SAN FRANCISCO -- Norwest Corp. has agreed to buy Independent Bancorp of Arizona for about $158.6 million in cash, a deal which, if completed, will, end the brief but tumultuous saga of the largest start-up in U.S. banking history. When Combined with another pending acquisition, the purchase will nearly double the size of Norwest's Arizona operations to 103 branches and roughly $4 billion of assets, solidifying its position as the fourth-largest bank in the state. But some analysts question the quality of $1.8 billion-asset Independent and its operating unit, Caliber Bank.
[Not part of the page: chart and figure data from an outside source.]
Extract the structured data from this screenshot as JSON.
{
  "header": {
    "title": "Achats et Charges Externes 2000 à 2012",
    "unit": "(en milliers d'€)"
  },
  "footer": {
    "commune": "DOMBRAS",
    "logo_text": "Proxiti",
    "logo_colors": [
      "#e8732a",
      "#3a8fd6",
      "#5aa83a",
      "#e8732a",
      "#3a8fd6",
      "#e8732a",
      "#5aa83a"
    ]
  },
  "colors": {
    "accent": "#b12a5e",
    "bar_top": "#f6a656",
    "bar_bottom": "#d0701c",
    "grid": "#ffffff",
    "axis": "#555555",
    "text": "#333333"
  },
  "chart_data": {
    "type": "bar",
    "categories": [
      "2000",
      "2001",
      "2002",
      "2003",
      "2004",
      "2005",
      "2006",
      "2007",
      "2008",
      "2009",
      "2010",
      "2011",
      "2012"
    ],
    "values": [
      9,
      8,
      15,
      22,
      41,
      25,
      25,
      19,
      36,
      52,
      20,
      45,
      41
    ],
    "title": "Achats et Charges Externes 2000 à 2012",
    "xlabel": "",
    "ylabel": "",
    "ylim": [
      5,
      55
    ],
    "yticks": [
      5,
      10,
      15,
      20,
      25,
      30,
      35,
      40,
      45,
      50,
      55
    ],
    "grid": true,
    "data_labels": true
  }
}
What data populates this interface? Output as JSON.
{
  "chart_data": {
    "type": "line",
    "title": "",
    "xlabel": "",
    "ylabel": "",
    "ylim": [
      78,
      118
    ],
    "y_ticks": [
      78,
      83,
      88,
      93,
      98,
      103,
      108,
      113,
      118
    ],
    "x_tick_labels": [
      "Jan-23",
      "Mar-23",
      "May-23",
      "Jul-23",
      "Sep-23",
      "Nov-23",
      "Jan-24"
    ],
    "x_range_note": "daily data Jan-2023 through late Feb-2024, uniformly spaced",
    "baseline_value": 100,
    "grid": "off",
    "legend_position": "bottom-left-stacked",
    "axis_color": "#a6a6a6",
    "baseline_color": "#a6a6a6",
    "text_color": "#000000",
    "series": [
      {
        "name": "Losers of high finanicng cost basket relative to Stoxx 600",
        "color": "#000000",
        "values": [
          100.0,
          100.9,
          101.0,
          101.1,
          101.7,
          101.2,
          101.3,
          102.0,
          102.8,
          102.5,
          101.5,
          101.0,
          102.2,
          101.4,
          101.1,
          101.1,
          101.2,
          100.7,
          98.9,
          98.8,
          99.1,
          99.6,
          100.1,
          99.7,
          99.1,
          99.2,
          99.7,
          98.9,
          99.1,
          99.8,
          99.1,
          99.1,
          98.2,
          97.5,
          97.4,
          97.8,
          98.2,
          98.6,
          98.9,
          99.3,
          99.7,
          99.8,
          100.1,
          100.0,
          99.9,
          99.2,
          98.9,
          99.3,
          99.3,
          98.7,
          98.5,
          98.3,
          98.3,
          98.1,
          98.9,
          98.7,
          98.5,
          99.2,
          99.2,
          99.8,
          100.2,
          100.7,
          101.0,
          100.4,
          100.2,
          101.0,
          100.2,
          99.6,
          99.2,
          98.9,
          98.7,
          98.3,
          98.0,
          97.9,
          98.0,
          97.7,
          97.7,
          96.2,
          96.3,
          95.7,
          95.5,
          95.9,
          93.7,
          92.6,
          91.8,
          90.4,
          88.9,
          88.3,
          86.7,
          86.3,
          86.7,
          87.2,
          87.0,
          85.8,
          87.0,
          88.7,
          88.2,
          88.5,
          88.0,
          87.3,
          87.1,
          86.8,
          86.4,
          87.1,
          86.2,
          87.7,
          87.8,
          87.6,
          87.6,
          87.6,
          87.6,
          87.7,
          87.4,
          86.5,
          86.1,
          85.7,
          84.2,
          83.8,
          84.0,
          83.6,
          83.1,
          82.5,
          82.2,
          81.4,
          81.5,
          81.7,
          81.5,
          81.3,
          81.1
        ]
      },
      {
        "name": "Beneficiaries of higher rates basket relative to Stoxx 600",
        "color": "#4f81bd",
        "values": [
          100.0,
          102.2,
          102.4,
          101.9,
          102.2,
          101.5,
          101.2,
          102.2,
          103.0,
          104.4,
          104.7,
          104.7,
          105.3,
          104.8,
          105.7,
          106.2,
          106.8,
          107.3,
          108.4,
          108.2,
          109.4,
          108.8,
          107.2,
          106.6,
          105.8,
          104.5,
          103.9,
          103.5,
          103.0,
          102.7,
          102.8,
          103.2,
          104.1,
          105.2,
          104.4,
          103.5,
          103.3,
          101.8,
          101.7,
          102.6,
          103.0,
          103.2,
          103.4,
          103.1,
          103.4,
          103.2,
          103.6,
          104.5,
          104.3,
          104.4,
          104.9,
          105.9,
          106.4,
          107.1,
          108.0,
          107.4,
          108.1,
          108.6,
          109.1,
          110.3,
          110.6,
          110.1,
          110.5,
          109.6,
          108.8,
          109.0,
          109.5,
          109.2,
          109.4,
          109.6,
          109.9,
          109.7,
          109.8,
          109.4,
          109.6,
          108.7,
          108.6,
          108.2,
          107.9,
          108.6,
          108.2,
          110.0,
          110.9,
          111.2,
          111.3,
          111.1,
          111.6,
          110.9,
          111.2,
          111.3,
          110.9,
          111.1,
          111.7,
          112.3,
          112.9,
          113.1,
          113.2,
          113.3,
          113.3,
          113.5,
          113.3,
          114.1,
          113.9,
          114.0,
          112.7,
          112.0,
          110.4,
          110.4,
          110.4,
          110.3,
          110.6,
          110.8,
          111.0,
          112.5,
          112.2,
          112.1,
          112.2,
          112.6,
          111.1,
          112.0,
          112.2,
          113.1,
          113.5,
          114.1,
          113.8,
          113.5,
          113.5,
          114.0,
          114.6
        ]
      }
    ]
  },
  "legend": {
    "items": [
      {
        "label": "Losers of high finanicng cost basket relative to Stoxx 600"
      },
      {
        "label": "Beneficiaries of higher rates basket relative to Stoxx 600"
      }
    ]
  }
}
The Phoenix-based institution was cobbled together in 1992, mostly from failed savings and loan branches discarded by BankAmerica Corp. as part of its acquisition of Security Pacific Corp. "The franchise is awful," said Lehman Brothers' Mark Lynch. "It is all the branches BankAmerica didn't want." What's more, Independent is selling under distress. At the same time the company announced its agreement to sell, it disclosed approximately $50 million in realized and unrealized losses in its roughly $500 million portfolio of mortgage-backed securities.

Norwest has a record of buying and fixing troubled banks. Jon Campbell, president and chief executive of Norwest Bank Arizona, said that, after a difficult start, Caliber has greatly improved its franchise. "They have a real emphasis on small business lending and they have started to carve out a niche for themselves," he said.